Registered Business & Sister Concerns of PRAN-RFL Group
| PRAN Group | RFL Group | Other sister concerns |
| Agricultural Marketing Co. Ltd | Rangpur Foundry Limited | Property Development Limited |
| Mymensingh Agro Limited | Gonga Foundry Limited | AKC (Pvt.) Limited |
| Banga Bakers Limited | RFL Plastics Limited | AKC Management Limited |
| Natore Agro Limited | Durable Plastic Limited | Logi-Care Overseas Limited |
| Natore Dairy Limited | Banga Plastic International Limited | Career Builders Limited |
| PRAN Agro Limited | Rangpur Metal Industries Limited | Banga Trading House Limited |
| PRAN Agro farm Business Limited | Banga Building Materials Limited | Tasty Treat |
| PRAN Beverage Limited | Trade Environment Limited | RFL Door |
| PRAN Confectionery Limited | Allplast Bangladesh Limited | Jagonews24.com |
| PRAN Dairy Limited | RFL Electronics Limited | Jago FM |
| PRAN Foods Limited | Getwell Limited |  |
| Banga Miller Limited | Bangladesh Lift Industries Limited |  |
| Banga Agro Processing Limited | RFL Construction Limited |  |
| Advance Personal Care Limited | Multi -Line Industries Limited |  |
| Chorka Fashions Limited | Accessories World Limited |  |
| Chorka Textile Limited | Habiganj Ceramics Limited |  |
| Habiganj Agro Limited | Habiganj Glassware Limited |  |
| Habiganj Textile Limited | Habiganj Metal Industries Limited |  |
| Packmat Industries Limited | RFL Exports Limited |  |
|  | Vision Electronics |  |
| Sun Basic Chemicals Limited |  |  |
| Sylvan Technologies Limited | Sera Water Tank |  |
| Sylvan Poultry Limited | Shine Tiles |  |
| PRAN Exports Limited | CLICK Light |  |
|  | Duranta Bicycle |  |
|  | Bizli Cables |  |
|  | Rainbow Paints |  |
|  | Saudi Lubricants |

=== Duranta ===
Duranta, a part of the group makes bicycles for the international and domestic market. They launched the country's first ebike. The venture started in 2015.

=== Othoba ===
Othoba is the company's e-commerce expansion offering discounted pricing on live animal and goods with home delivery or pickup option.

=== Proton ===
Proton Mobile is the brand for the group's manufactured and marketed feature phones and smartphones.

=== Rainbow paints ===
Rainbow paints is the paints division of the company. It recently introduced the first locally manufactured spray paint.

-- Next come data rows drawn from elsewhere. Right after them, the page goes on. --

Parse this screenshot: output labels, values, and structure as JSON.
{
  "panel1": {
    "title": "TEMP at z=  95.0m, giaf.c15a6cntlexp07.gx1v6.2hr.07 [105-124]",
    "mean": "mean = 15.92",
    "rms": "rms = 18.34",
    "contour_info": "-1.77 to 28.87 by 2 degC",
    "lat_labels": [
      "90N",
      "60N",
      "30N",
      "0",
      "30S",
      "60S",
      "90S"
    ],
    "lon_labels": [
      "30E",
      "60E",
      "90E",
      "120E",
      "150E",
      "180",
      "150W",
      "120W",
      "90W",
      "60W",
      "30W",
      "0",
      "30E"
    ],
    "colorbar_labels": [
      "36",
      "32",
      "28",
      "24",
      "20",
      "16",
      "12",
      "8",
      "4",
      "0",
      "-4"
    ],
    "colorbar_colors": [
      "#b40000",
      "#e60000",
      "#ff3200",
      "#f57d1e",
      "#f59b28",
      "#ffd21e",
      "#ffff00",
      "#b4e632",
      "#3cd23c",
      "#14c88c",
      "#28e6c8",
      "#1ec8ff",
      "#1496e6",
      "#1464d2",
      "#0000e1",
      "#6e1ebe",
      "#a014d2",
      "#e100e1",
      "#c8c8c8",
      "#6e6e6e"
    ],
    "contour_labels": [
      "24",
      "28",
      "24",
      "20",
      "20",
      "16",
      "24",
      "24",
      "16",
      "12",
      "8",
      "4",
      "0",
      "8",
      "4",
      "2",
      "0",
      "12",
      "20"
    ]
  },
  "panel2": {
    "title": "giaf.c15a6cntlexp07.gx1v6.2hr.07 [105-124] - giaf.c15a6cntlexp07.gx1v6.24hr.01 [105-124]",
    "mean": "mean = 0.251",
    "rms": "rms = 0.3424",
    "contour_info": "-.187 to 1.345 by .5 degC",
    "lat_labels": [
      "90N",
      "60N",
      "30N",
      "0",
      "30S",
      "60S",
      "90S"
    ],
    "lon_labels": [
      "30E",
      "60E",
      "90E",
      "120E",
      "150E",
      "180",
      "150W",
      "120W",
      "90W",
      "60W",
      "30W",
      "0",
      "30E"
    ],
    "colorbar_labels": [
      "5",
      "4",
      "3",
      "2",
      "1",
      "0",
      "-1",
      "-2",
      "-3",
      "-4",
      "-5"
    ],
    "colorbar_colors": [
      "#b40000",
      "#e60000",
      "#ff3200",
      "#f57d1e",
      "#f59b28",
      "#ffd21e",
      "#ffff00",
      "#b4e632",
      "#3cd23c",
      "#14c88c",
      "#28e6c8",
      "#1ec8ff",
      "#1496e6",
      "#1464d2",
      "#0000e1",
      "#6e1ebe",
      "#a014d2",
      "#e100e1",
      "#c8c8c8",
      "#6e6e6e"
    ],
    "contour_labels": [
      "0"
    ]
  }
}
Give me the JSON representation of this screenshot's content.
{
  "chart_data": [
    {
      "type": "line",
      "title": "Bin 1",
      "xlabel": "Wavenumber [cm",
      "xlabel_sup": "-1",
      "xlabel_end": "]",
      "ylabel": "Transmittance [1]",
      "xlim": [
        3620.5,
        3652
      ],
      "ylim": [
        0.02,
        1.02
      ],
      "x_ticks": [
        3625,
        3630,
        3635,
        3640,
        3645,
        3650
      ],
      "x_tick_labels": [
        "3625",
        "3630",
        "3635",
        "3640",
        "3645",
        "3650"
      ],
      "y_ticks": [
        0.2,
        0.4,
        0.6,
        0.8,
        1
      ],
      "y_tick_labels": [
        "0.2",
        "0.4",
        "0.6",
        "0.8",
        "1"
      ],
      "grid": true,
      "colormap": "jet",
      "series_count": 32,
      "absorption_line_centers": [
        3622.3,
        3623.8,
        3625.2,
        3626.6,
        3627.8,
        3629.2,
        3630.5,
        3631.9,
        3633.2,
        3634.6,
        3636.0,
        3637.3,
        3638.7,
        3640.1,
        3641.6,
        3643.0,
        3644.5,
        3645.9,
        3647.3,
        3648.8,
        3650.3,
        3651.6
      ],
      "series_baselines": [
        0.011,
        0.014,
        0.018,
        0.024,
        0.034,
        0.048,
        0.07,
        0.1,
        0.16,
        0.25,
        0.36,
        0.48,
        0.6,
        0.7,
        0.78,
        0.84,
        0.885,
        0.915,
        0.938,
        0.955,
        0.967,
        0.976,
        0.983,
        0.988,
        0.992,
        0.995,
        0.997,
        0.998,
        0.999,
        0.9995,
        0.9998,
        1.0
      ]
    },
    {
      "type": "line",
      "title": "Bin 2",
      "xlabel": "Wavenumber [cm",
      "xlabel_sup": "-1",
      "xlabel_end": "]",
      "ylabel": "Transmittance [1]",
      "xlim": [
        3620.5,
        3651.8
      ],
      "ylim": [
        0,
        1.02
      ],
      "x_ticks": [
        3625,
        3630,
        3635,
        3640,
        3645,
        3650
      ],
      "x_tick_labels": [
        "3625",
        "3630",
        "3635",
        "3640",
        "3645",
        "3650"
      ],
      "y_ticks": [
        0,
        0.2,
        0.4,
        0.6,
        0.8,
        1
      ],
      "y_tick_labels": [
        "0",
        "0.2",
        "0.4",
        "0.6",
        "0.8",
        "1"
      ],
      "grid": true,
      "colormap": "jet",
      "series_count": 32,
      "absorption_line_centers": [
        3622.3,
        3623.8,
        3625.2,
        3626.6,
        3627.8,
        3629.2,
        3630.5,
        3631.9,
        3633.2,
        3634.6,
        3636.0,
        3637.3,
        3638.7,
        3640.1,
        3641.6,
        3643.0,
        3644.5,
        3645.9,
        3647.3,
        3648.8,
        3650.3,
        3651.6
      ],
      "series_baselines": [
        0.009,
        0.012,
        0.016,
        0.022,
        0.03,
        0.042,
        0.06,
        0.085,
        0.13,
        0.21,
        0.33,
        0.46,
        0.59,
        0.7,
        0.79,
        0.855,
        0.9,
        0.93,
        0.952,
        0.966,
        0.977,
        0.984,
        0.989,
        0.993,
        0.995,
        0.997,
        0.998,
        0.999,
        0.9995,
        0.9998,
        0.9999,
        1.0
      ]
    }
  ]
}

=== Vision Electronics ===
Vision Electronics is the home appliance, and consumer electronics subdivision of the group. It was established in 2013.

== Criticism and controversies ==
The company is accused of land grabbing, revenue evasion, fake tender of 305 crore Taka in the name of Rangpur Metal Industries and selling substandard consumer goods. There are also allegations of digital corruption and looting of thousands of crores of taka with the illegal assistance of officials from the Public Works Department. The Pran-RFL company of Alipur, Habiganj, has been accused of dumping banned and harmful contaminated waste into the Sutang River, the only river in Lakhai Upazila of Habiganj district, for a long time.

The Bangladesh High Court issued a rule asking why the family of an employee of the company should not be compensated for the death of the employee in 2018. In 2019, a Bangladesh court ordered the arrest of the company's managing director after BSTI tests found excess ash in turmeric powder produced by Pran Agro Limited. In July 2025, the local administration seized 2,500 liters of adulterated milk from the Pran Company's hub centre in Chatmohar Upazila of Pabna; further, a mobile court sentenced three Pran officials to six months in prison each for storing and supplying adulterated milk.

In 2021, International Majlis-e Tahaffuz-e-Khatm-e Nobuwat Bangladesh called for a boycott of PRAN-RFL and all their products at all levels, personal, social, and state. In November 2025, a group of 101 Bangladeshi Islamic scholars in Bangladesh called for a boycott of Pran RFL products, accusing it of funding Qadianis (Ahmadis), and claiming it as anti-Islamic. In December 2025, in front of the National Press Club, some employees of PRAN-RFL accused the company of religiously hateful activities against Muslim employees.